Lo fa ora nuovamente, dopo avergli dedicato vari articoli e libri, in un intervento basato su nuove carte e ulteriori riflessioni pubblicato nell’ultimo numero del trimestrale francese Cahiers d’histoire. Revue d’histoire critique e intitolato Otello Gaggi, de l’Italie au goulag. Engagement et désengagement dans la trajectoire d’un réfugié politique.
Già nei precedenti lavori, come Otello Gaggi vittima del fascismo dello stalinismo (1992), Sacchetti aveva documentato che nel 1944, quindi quando l’anarchico era ancora in vita, il segretario del Pci Palmiro Togliatti, all’epoca ministro in Italia, non aveva risposto a una lettera (resa nota da noi per la prima volta da Lotta Continua nel 1978) sul libertario toscano, sul milanese Francesco Ghezzi e su Luigi Calligaris, inviatagli dallo scrittore e rivoluzionario “eretico” Victor Serge. Al silenzio omertoso di Togliatti e del Pci italiano si contrapposero, ma purtroppo invano, alcuni militanti e intellettuali libertari, socialisti, della sinistra non comunista, o comunque non stalinista: da Ignazio Silone a Giuseppe Saragat, da Giuseppe Faravelli a Roberto Guiducci, Carlo Ripa di Meana, Renato Mieli, Giulio Seniga, Pier Carlo Masini, Umberto Tommasini, Onorato Damen. Tutti aderenti a un comitato per la verità sui “misfatti dello stalinismo”.

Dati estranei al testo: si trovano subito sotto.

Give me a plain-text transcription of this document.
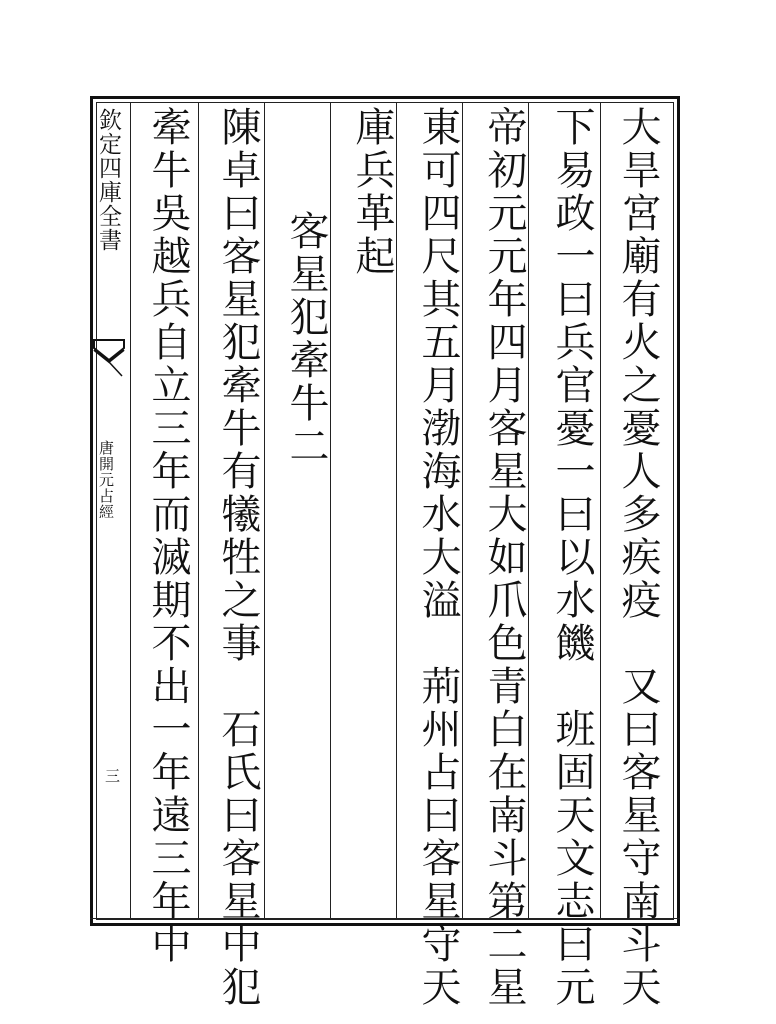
欽定四庫全書
唐開元占經
三	大旱宮廟有火之憂人多疾疫　又曰客星守南斗天
下易政一曰兵官憂一曰以水饑　班固天文志曰元
帝初元元年四月客星大如爪色青白在南斗第二星
東可四尺其五月渤海水大溢　荊州占曰客星守天
庫兵革起
客星犯牽牛二
陳卓曰客星犯牽牛有犧牲之事　石氏曰客星中犯
牽牛吳越兵自立三年而滅期不出一年遠三年中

“Il percorso di Gaggi”, scrive adesso Sacchetti, “è emblematico e il suo destino personale è simile a quello di milioni di dissidenti politici, in buona parte comunisti”. Il “regime bolscevico”, del resto, “aveva già regolato i suoi conti con gli anarchici in Ucraina e a Kronstadt nel 1921, così come in Spagna nel 1936”.